Our celebrations of the Eucharist are a being drawn into that moment of prayer, a uniting ourselves again and again to Jesus’ prayer. From her earliest days, the Church has understood the words of consecration as part of her praying together with Jesus; as a central part of the praise filled with thanksgiving through which the fruit of the earth and of men’s hands are given to us anew by God in the form of Jesus’ Body and Blood, as God’s gift of Himself in His Son’s self-emptying love (cf. Jesus of Nazareth, II, pg. 128). In participating in the Eucharist, in nourishing ourselves on the Flesh and Blood of the Son of God, we unite our prayer to that of the paschal Lamb on His last night, so that our lives might not be lost, despite our weakness and infidelity, but might be transformed.

Dear friends, let us ask the Lord that, after having worthily prepared ourselves, also through the Sacrament of Penance, our participation in His Eucharist, which is indispensible for Christian life, might always be the summit of our prayer. Let us ask that, by being united deeply to His own offering to the Father, we too may transform our crosses into a free and responsible sacrifice of love to God and to our brothers and sisters. Thank you.

[Translation by Diane Montagna]

[The Holy Father then greeted pilgrims in several languages. In English, he said:]

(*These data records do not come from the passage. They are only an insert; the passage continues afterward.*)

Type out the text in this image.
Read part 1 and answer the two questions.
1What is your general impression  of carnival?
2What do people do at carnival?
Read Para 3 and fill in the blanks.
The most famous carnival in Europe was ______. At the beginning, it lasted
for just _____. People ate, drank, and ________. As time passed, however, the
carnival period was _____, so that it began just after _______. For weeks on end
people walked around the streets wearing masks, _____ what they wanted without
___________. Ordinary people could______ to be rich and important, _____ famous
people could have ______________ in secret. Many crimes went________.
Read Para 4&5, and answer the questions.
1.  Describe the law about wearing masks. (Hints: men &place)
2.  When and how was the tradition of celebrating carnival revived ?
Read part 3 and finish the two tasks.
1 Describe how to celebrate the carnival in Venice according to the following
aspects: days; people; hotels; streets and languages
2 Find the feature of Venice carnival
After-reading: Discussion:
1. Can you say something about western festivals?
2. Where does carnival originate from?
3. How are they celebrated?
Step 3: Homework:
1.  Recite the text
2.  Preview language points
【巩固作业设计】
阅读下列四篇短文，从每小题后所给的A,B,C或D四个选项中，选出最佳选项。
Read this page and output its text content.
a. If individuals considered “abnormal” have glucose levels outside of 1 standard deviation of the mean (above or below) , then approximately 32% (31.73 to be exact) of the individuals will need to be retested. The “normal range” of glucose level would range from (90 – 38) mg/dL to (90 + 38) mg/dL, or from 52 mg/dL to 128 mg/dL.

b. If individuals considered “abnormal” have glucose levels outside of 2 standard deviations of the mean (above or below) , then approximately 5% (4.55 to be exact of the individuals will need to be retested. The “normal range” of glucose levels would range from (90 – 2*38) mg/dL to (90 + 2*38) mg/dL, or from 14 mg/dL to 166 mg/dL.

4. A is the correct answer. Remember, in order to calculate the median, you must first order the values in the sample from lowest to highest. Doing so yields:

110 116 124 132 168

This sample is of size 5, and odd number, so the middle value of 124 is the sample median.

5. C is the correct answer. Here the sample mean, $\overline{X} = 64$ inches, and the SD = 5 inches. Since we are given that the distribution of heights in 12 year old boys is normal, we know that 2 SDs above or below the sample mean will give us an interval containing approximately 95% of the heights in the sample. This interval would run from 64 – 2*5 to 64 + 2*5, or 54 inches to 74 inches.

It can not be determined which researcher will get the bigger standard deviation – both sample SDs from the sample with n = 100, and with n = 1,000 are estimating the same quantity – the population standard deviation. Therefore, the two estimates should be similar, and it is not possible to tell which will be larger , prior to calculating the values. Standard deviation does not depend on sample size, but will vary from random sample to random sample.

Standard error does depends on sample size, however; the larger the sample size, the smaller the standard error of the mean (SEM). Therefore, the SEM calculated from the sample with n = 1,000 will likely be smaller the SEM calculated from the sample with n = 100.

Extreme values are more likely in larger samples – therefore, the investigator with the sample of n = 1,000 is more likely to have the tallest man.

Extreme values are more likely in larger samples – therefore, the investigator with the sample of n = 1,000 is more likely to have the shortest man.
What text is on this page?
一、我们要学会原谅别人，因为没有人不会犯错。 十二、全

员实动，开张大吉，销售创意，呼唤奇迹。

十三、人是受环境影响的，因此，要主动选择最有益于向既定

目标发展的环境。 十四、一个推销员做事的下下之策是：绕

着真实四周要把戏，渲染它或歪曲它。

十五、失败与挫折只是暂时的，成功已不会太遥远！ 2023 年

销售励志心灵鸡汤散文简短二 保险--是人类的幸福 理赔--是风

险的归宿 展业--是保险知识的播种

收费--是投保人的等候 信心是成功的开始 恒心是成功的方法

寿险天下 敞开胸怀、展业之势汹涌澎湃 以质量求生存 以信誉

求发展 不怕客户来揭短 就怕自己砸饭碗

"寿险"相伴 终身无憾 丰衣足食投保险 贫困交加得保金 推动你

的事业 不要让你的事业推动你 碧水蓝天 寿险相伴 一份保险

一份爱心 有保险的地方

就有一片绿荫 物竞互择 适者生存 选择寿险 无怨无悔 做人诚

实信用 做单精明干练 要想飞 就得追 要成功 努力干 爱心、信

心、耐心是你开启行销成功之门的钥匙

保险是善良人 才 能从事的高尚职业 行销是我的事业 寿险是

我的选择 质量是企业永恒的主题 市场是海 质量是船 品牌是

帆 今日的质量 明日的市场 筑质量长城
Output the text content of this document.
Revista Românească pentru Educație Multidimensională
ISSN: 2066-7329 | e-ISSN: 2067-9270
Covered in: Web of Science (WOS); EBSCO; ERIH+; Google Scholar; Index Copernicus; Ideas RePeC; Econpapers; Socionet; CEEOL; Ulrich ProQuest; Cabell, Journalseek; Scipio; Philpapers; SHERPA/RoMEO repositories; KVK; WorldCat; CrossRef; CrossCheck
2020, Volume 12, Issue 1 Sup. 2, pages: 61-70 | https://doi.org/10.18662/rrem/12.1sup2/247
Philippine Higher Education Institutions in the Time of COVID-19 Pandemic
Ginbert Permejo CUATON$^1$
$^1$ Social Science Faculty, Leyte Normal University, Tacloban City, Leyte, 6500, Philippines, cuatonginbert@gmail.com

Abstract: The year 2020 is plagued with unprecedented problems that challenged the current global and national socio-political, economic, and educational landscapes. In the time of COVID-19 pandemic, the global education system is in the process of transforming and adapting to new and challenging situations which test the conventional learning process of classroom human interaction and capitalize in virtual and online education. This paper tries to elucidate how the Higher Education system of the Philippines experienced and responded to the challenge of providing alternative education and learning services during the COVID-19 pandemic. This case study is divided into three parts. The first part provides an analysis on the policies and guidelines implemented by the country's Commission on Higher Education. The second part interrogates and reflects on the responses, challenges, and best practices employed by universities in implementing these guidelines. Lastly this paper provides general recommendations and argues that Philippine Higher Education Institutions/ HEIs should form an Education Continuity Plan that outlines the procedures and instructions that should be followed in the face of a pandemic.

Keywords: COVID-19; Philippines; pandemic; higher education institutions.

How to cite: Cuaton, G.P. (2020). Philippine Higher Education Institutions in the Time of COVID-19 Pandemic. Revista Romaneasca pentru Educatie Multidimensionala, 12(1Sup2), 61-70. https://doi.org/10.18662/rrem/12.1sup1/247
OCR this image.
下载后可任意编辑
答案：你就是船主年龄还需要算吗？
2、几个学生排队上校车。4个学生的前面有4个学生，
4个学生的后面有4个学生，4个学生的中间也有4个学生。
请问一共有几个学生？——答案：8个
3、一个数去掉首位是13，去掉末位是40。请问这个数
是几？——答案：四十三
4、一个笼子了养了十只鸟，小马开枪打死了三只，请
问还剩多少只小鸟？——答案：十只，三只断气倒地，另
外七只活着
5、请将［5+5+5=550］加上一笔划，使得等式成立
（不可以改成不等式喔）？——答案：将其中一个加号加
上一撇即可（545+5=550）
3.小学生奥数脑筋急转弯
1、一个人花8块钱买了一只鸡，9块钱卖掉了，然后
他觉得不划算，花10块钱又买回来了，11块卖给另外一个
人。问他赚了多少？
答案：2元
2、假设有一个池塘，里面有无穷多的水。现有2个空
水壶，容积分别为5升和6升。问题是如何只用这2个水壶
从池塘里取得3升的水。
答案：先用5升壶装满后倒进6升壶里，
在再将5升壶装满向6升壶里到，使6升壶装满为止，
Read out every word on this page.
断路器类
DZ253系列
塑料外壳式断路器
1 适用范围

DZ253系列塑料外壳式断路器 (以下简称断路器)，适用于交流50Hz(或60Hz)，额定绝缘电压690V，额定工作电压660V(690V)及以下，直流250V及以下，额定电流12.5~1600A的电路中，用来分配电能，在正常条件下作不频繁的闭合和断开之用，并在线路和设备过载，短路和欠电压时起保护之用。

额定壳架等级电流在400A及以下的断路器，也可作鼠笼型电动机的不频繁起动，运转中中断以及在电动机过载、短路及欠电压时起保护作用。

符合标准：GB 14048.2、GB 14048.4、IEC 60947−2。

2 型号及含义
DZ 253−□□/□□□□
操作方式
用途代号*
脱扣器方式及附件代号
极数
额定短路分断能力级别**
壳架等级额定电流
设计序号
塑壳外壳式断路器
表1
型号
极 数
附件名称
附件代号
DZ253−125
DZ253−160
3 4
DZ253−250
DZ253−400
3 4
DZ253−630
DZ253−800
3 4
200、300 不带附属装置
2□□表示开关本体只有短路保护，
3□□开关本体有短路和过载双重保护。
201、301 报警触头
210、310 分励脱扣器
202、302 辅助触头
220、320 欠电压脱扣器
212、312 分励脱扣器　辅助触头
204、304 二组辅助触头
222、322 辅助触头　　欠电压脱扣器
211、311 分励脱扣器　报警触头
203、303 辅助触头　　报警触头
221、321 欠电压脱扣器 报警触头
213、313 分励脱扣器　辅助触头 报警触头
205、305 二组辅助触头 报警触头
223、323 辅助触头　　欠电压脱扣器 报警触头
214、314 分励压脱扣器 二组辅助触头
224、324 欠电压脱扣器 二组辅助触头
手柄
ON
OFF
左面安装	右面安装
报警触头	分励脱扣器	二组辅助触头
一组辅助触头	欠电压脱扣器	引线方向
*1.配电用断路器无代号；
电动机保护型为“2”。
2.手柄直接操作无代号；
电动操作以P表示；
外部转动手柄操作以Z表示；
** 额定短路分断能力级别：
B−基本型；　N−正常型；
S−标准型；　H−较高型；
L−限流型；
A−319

Dear Brothers and Sisters,

In our continuing catechesis on Christian prayer, we now turn to the prayer of Jesus at the Last Supper, when our Lord instituted the Eucharist, the sacrament of his Body and Blood. Jesus’ gift of himself anticipates his sacrifice on the Cross and his glorious Resurrection. The Eucharist is the supreme prayer of Jesus and of his Church. At the Last Supper, with its overtones of the Passover and the commemoration of Israel’s liberation, Jesus’ prayer echoes the Hebrew berakah, which includes both thanksgiving and the gift of a blessing. His act of breaking the bread and offering the cup on the night before he died becomes the sign of his redemptive self-oblation in obedience to the Father’s will: he thus appears as the true paschal lamb who brings the ancient worship to fulfilment. Jesus’ prayer also invokes strength for his disciples, especially Peter (cf. Lk 22:31-32). May our celebration of the Eucharist, in obedience to Christ’s command, unite us more deeply to his prayer at the Last Supper and enable us, in union with him, to offer our lives ever more fully in sacrifice to the Father.

* * *

I greet the many school groups from the United States present at today’s Audience, including the deacons from Saint Paul’s Seminary in Minnesota. My greeting also goes to the students of Carmel College in New Zealand. I welcome the participants in the Interfaith Journey from Canada. Upon all the English-speaking visitors and their families I cordially invoke God’s abundant blessings!

© Copyright 2012 - Libreria Editrice Vaticana

[In Italian, he said]:

Lastly, an affectionate thought goes to young people, to the sick and to newlyweds. The Feast of the Baptism of the Lord, which we celebrated last Sunday, offers us the opportunity to recall our own baptism. Dear young people, may you joyfully live out your belonging to the Church, which is the family of Jesus. Dear sick, may the grace of baptism alleviate your sufferings and move you to offer them to Christ for the salvation of mankind. And may you, dear newlyweds, who have now begun your married life together, establish your marriage upon faith, received as a gift on the day of your baptism.